L'Aula del Senato ha approvato la risoluzione proposta dai gruppi di maggioranza sulla proroga dell'autorizzazione all'invio di mezzi, materiali ed equipaggiamenti militari all'Ucraina, dopo le comunicazioni in Aula del ministro della Difesa, Guido Crosetto. Il testo, su cui c'è stata una mediazione che ha portato al sì anche dei leghisti, non cita gli aiuti "militari" se non nelle premesse.
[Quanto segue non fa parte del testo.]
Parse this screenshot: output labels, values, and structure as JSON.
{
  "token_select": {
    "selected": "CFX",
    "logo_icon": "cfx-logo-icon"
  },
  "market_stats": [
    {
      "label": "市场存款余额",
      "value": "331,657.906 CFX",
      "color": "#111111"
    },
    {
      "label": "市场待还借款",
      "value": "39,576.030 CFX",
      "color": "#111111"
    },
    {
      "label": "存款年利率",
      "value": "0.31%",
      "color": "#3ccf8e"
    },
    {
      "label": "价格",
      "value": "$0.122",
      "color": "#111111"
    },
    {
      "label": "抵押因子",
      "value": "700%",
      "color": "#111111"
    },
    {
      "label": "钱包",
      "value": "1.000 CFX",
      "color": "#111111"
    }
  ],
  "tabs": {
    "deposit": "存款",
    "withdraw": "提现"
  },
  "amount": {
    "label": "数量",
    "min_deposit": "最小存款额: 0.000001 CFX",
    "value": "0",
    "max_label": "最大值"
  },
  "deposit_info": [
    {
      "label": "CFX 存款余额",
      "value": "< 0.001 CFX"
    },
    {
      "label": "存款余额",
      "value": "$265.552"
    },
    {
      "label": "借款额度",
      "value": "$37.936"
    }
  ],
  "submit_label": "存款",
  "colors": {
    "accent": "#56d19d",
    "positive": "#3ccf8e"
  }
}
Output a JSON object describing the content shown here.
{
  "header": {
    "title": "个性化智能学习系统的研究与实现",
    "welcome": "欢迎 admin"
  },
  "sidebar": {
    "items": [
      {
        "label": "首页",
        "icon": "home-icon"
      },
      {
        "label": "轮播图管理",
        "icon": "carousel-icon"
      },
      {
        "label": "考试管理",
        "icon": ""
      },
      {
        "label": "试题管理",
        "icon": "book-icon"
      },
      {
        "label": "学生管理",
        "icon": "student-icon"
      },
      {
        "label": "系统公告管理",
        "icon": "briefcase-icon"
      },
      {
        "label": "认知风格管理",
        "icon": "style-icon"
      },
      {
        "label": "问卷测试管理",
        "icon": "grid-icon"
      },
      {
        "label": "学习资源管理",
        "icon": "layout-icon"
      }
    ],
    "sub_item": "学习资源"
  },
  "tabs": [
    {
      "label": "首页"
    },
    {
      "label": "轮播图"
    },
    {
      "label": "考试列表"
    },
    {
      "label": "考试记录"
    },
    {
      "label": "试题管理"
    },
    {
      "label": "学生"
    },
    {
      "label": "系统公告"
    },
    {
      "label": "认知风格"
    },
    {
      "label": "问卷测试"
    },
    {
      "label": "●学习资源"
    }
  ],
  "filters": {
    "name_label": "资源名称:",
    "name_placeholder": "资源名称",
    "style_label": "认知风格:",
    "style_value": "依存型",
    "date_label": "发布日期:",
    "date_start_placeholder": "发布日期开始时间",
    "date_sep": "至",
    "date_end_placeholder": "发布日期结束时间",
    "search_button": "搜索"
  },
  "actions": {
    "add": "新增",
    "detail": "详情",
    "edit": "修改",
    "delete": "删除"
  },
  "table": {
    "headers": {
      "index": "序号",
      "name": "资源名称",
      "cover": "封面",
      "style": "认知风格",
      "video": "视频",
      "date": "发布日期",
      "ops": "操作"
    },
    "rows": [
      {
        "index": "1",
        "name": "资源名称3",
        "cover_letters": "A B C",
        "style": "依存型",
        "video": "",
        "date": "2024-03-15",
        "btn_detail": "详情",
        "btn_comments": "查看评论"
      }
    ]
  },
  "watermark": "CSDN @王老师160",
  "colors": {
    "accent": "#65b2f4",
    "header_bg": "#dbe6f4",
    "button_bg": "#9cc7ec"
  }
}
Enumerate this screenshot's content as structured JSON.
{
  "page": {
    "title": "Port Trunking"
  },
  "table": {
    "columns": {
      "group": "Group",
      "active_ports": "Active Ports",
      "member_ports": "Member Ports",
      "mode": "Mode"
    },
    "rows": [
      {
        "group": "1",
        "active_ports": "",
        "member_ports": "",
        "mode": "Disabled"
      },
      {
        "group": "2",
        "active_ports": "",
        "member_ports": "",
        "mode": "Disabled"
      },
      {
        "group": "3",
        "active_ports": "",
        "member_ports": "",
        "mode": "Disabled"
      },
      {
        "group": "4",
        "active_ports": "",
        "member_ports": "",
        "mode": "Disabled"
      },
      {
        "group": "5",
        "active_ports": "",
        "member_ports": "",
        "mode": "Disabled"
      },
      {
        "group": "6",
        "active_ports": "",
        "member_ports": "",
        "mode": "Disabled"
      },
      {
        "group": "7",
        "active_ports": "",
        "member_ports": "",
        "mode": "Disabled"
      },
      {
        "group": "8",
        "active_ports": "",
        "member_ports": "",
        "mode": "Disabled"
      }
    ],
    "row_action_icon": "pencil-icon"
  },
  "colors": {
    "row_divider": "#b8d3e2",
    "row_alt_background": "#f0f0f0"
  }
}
Tra gli impegni chiede al governo di "continuare a sostenere l'Ucraina, in coordinamento con la Nato, l'Unione europea, i paesi G7 e gli alleati internazionali, attraverso un contributo coerente con gli impegni assunti e finalizzato alla difesa della popolazione, delle infrastrutture critiche e in prospettiva alla sicurezza complessiva del continente europео". Oltre che "valorizzare il rafforzamento degli aiuti di carattere civile".


La situazione a livello internazionale si sta sempre più degradando e la diplomazia viene sempre più sostituita da "azioni unilaterali e molto pericolose". Lo ha affermato il presidente russo Vladimir Putin durante la cerimonia per la presentazione delle credenziali di 34 ambasciatori. "Invece di un dialogo tra Stati, sentiamo il monologo da parte di coloro che, con il diritto della forza, considerano accettabile dettare agli altri la loro volontà, insegnare agli altri come vivere e dare ordini", ha aggiunto Putin, citato dalla Tass


In mattinata le forze russe hanno colpito il centro abitato di Bilopillia, nell’oblast’ ucraina di Sumy, con una bomba aerea guidata, causando una vittima e quattro feriti. Lo ha comunicato la procura regionale di Sumy, citata dall’agenzia Ukrinform. "I primi resoconti indicano che il 15 gennaio 2026, intorno alle 10:15, gli occupanti hanno sganciato una bomba aerea guidata sulla parte centrale della città di Bilopillia, nel distretto di Sumy", hanno riferito le autorità. Nell’attacco ha perso la vita un residente di 35 anni. L’esplosione ha inoltre provocato danni a un edificio scolastico, a un esercizio commerciale e a diversi veicoli. Le autorità locali stanno completando la valutazione dei danni e l’accertamento delle responsabilità. 


Mosca concorda con la posizione del presidente degli Stati Uniti Donald Trump secondo cui il presidente ucraino Volodymyr Zelensky sta ostacolando il processo di pace in Ucraina. A confermarlo il portavoce presidenziale russo Dmitry Peskov. "La posizione della parte russa è ben nota sia ai negoziatori americani che al presidente Trump. È ben nota a Kiev e alla leadership del regime di Kiev. Questa posizione è coerente", ha sottolineato. "Il presidente Vladimir Putin e la parte russa rimangono aperti", ha aggiunto il portavoce del Cremlino.


Crosetto alle accuse di "guerrafondaismo" mosse dal deputato del Movimento 5 Stelle Marco Pellegrini ha risposto che il decreto in discussione ricalca quelli approvati in passato, compreso quello varato durante il governo Draghi, sostenuto anche dalle forze di opposizione. "È una fotocopia", ha osservato il ministro. Crosetto ha respinto con decisione l’idea che il sostegno all’Ucraina possa essere definito una scelta di guerra. "Abbiamo aiutato Kiev perché sopravvivesse e non venisse schiacciata", ha concluso, aggiungendo che nessun intervento sarebbe stato necessario se le truppe russe non avessero oltrepassato il confine.